I have one still in use in a daily gaming PC. Ryzen 5 1600X 8-core processor text in BIOS is a sight to behold :)
PS. Processor works flawlessly as an 8 core since day 1 and it's even OC to 4GHz all cores.
 

Rekluse

Member
Sep 16, 2022
36
46
61
Getting back up to speed on all this.
Current Rumors point to the following chiplet configurations for upcoming Zen4 Server chips :

Genoa 96 Core - 12 Chiplets - 8 Zen4 Cores Each - Arranged 3 across on each corner around IOD
Bergamo 128 Core - 8 Chiplets - 16 Zen4c Cores Each - Arranged 2 across on each corner around IOD

Correct ?
 

nicalandia

Diamond Member
Jan 10, 2019
3,331
5,282
136
Getting back up to speed on all this.
Current Rumors point to the following chiplet configurations for upcoming Zen4 Server chips :

Genoa 96 Core - 12 Chiplets - 8 Zen4 Cores Each - Arranged 3 across on each corner around IOD
Bergamo 128 Core - 8 Chiplets - 16 Zen4c Cores Each - Arranged 2 across on each corner around IOD

Correct ?

It remains a Mystery as to how AMD plan to implement 128 Cores per CPU package. I did a few mock ups many pages ago. they need to at least(at the very minimum) reduce the CCD size to 60% of the original to make it fit on the CPU substrate.
 

LightningZ71

Platinum Member
Mar 10, 2017
2,509
3,191
136
128 cores per package will be based on 16 core CCDs. They will need only 8 CCDs to accomplish that on the same package. It will look like Milan, two each on each quadrant. The 16 core CCDs are two 8 core CCXs with 1/2 the L3 cache. The L3 Cache makes up a large chunk of the CCX size, so halving it means that the CCD only needs to be roughly 50% larger to accommodate all 16 cores. That, alone, gets you most of the way there. Recent rumors point to AMD using a slightly denser track library on the Bergamo CCDs to increase transistor density and further shrink the CCDs.
 
  • Like
Reactions: TESKATLIPOKA

nicalandia

Diamond Member
Jan 10, 2019
3,331
5,282
136
The L3 Cache makes up a large chunk of the CCX size, so halving it means that the CCD only needs to be roughly 50% larger to accommodate all 16 cores. That, alone, gets you most of the way there.
I've done the math and the drawing, it's more complicated than what you believe.

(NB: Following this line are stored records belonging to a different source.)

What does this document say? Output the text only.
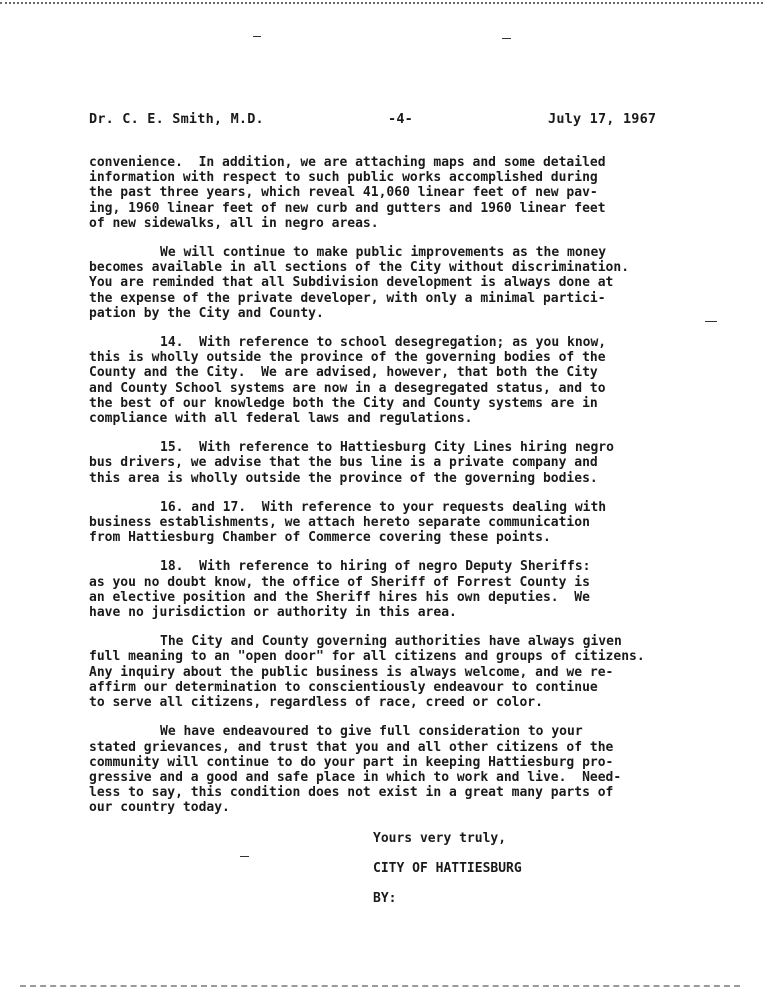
Dr. C. E. Smith, M.D.	-4-	July 17, 1967
convenience.  In addition, we are attaching maps and some detailed
information with respect to such public works accomplished during
the past three years, which reveal 41,060 linear feet of new pav-
ing, 1960 linear feet of new curb and gutters and 1960 linear feet
of new sidewalks, all in negro areas.
We will continue to make public improvements as the money
becomes available in all sections of the City without discrimination.
You are reminded that all Subdivision development is always done at
the expense of the private developer, with only a minimal partici-
pation by the City and County.
14.  With reference to school desegregation; as you know,
this is wholly outside the province of the governing bodies of the
County and the City.  We are advised, however, that both the City
and County School systems are now in a desegregated status, and to
the best of our knowledge both the City and County systems are in
compliance with all federal laws and regulations.
15.  With reference to Hattiesburg City Lines hiring negro
bus drivers, we advise that the bus line is a private company and
this area is wholly outside the province of the governing bodies.
16. and 17.  With reference to your requests dealing with
business establishments, we attach hereto separate communication
from Hattiesburg Chamber of Commerce covering these points.
18.  With reference to hiring of negro Deputy Sheriffs:
as you no doubt know, the office of Sheriff of Forrest County is
an elective position and the Sheriff hires his own deputies.  We
have no jurisdiction or authority in this area.
The City and County governing authorities have always given
full meaning to an "open door" for all citizens and groups of citizens.
Any inquiry about the public business is always welcome, and we re-
affirm our determination to conscientiously endeavour to continue
to serve all citizens, regardless of race, creed or color.
We have endeavoured to give full consideration to your
stated grievances, and trust that you and all other citizens of the
community will continue to do your part in keeping Hattiesburg pro-
gressive and a good and safe place in which to work and live.  Need-
less to say, this condition does not exist in a great many parts of
our country today.
Yours very truly,
CITY OF HATTIESBURG
BY:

Basically, Halving the L3$ will not suffice, The L3$ needs to be a quarter of the size(which can be done with the dense libraries from TSMC), The FPU about 40% the size(Ala PS5 FPU), No TSV rails..

Let me try to find my diagrams.
 

Rekluse

Member
Sep 16, 2022
36
46
61
128 cores per package will be based on 16 core CCDs. They will need only 8 CCDs to accomplish that on the same package. It will look like Milan, two each on each quadrant. The 16 core CCDs are two 8 core CCXs with 1/2 the L3 cache. The L3 Cache makes up a large chunk of the CCX size, so halving it means that the CCD only needs to be roughly 50% larger to accommodate all 16 cores. That, alone, gets you most of the way there. Recent rumors point to AMD using a slightly denser track library on the Bergamo CCDs to increase transistor density and further shrink the CCDs.

I've done the math and the drawing, it's more complicated than what you believe.

Basically, Halving the L3$ will not suffice, The L3$ needs to be a quarter of the size(which can be done with the dense libraries from TSMC), The FPU about 40% the size(Ala PS5 FPU), No TSV rails..

Let me try to find my diagrams.

I can't quite remember whether it's cache that benefits most from a node shrink or whether it benefits the least. Or am I confusing all this for the memory controllers in the IOD. Possibly the less bandwidth sensitive Chiplet MCD structure of RDNA3 that's still on 6nm that's throwing me off.
 

LightningZ71

Platinum Member
Mar 10, 2017
2,509
3,191
136
Cache is benefiting less and less from node shrinks, however, apparently, choosing different design libraries can notably influence it's density. AMD mentioned that with respect to the 3D Cache on the 5800X3d that they had used a cache optimized design rule set for the cache die. I suspect that using a higher density library for Bergamo won't be focused on cache density.